Soccer, or Association Football as it is known, started as a local game which involved many people in communities as players and spectators. Local teams were organised into Clubs, which had their own organisations, playing fields and pavilions.
Over time, some clubs thrived and enlarged their zones of influence; and even became associated with towns and cities. So, Liverpool Football club grew to be a mighty organisation, originally associated with that city, and as radio and latterly television prospered, so did the elite football clubs. Financial deals with TV companies enabled clubs like Liverpool to prosper mightily and purchase the best players on the market. So, behind the elite players was a massive international market. Players are represented by agents who “push” their clients and seek the best deals and a whole infrastructure of money and legal deals, often invisible to the average supporter, has come to infest the larger clubs.
Hnter the free market
In 2020 it emerged that Europe’s top clubs were planning to establish a super league, members of which would be the richest clubs which would play each other. Clubs rich enough to be members of this super-league would have the right to become permanent members, and would only leave if they failed stringent financial criteria.
This is the epitome of the Free Market at its most extreme The Super League would leave behind the whole infrastructure of community football, drawing to the elite clubs money from the market through TV, financial deals and huge publicity. This is classical free market at its worst. The rich prosper, the poor become more and more deprived, and some fall into destitution.

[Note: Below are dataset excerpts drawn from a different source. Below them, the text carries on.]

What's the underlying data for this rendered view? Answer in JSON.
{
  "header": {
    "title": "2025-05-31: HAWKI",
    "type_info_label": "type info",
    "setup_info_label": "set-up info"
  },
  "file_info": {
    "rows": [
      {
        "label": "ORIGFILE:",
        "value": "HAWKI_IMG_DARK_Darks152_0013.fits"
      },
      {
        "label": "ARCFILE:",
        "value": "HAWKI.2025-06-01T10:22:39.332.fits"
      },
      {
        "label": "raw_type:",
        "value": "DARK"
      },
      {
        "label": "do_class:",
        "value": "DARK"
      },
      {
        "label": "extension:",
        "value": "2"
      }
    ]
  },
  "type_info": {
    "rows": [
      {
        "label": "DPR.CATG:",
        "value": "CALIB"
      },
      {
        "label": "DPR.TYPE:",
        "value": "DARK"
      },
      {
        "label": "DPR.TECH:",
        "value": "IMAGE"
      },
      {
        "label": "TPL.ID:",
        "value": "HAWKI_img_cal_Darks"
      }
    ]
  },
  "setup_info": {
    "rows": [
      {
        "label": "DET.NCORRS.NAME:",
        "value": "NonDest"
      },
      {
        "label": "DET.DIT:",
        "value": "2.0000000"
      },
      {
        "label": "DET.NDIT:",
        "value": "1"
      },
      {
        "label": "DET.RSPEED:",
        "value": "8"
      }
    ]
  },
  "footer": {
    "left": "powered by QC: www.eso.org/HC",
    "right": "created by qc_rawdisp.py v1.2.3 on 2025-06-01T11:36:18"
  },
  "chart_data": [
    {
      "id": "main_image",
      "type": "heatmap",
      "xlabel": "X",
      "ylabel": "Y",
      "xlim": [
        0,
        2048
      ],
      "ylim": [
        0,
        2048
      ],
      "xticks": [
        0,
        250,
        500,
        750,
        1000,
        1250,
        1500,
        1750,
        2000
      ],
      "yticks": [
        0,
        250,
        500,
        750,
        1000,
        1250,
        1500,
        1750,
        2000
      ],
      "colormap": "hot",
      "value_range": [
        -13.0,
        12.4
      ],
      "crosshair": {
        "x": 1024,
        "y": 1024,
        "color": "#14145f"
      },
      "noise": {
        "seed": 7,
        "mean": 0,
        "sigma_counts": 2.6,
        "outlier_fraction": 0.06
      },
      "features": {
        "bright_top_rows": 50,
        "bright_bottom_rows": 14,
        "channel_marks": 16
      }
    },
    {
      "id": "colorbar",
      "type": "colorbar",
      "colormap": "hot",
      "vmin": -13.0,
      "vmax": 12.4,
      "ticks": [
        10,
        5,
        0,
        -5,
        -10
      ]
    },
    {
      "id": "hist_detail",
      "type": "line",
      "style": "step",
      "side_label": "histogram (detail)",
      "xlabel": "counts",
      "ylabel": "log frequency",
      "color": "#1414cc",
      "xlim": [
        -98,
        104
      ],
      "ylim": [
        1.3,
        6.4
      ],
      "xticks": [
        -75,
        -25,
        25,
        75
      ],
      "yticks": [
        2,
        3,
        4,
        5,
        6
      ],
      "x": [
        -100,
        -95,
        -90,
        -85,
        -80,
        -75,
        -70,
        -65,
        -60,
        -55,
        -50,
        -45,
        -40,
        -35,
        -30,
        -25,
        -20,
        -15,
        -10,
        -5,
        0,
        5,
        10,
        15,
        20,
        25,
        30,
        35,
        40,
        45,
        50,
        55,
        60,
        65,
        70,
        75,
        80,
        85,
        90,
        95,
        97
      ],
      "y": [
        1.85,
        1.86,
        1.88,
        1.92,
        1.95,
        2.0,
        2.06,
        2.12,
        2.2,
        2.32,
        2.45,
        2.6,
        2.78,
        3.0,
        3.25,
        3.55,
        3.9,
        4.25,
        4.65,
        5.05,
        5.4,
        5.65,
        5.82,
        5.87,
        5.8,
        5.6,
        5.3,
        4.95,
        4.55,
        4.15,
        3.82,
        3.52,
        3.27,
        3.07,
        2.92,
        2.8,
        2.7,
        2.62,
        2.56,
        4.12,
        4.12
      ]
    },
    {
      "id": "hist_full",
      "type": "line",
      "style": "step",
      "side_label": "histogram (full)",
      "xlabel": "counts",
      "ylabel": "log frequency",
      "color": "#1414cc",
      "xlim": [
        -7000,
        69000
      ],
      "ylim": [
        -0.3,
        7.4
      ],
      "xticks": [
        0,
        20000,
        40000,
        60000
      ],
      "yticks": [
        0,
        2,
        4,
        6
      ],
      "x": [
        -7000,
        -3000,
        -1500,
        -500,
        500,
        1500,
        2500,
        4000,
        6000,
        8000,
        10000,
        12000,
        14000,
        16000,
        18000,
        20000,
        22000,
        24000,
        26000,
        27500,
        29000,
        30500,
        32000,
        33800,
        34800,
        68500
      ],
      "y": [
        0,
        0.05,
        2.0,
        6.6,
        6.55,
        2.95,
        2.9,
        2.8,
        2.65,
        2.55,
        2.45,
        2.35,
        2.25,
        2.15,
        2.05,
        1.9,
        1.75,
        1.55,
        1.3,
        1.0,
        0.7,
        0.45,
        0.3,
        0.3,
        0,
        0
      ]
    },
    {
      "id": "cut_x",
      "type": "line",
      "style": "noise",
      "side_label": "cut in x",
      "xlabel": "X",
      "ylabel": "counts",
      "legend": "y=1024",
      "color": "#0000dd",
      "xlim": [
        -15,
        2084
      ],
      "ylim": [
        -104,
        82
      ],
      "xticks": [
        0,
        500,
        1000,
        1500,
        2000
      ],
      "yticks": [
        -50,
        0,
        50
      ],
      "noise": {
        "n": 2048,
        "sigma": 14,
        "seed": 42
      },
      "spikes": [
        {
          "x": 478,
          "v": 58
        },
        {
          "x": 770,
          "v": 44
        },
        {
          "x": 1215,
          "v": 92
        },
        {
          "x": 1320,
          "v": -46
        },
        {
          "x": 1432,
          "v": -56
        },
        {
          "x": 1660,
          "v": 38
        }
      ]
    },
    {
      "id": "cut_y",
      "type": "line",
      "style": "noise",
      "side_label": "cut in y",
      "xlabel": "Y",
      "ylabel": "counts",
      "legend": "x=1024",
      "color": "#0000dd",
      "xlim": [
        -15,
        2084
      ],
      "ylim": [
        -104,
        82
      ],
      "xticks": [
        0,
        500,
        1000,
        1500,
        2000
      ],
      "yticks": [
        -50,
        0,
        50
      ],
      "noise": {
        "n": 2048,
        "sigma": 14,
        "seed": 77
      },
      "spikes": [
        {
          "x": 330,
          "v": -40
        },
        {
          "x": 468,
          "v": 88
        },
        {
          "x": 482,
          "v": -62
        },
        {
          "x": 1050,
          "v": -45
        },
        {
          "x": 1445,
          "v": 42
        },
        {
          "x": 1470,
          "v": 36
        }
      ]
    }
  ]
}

This proposal failed because of a massive uprising from football supporters. But this is what happens in Free Market economies – and it is also occurring in football in free market economies. The rich (top wealthy clubs) suck sustenance from the poor, some of which survive as a result of some wealth “trickling down “ and some of which fail for lack of players, facilities and cash.
Hope for the future
Community Football to the fore!
In Britain, currently a suffering from the free market, in which a handful of enormously rich clubs dominate, a review led by football supporter and co-ordinated by a member of parliament, is proposing setting up an independent Regulator which can enforce a better flow of funding throughout the football pyramid. This would create a healthy dynamic in which supporters from across the entire football system could have a say in how the industry was managed for the benefit of the majority, and not simply for the directors and owners of the monied elite.
There are examples of how to manage the football industry better;
“The German spectator traditionally has close ties with his club,” Borussia Dortmund CEO Hans-Joachim Watzke said in 2016. “And if he gets the feeling that he’s no longer regarded as a fan but instead as a customer, we’ll have a problem.” The 50+1 rule guards against this. In short, it means that clubs – and, by extension, the fans - hold a majority of their own voting rights. Under German Football League [DFL] rules, football clubs will not be allowed to play in the Bundesliga if commercial investors have more than a 49 percent stake.
In essence, this means that private investors cannot take over clubs and potentially push through measures that prioritise profit over the wishes of supporters. The ruling simultaneously protects against reckless owners and safeguards the democratic customs of German clubs.
Football is part of society, and a good society is set up to benefit all its members. Let football become an example to us all!!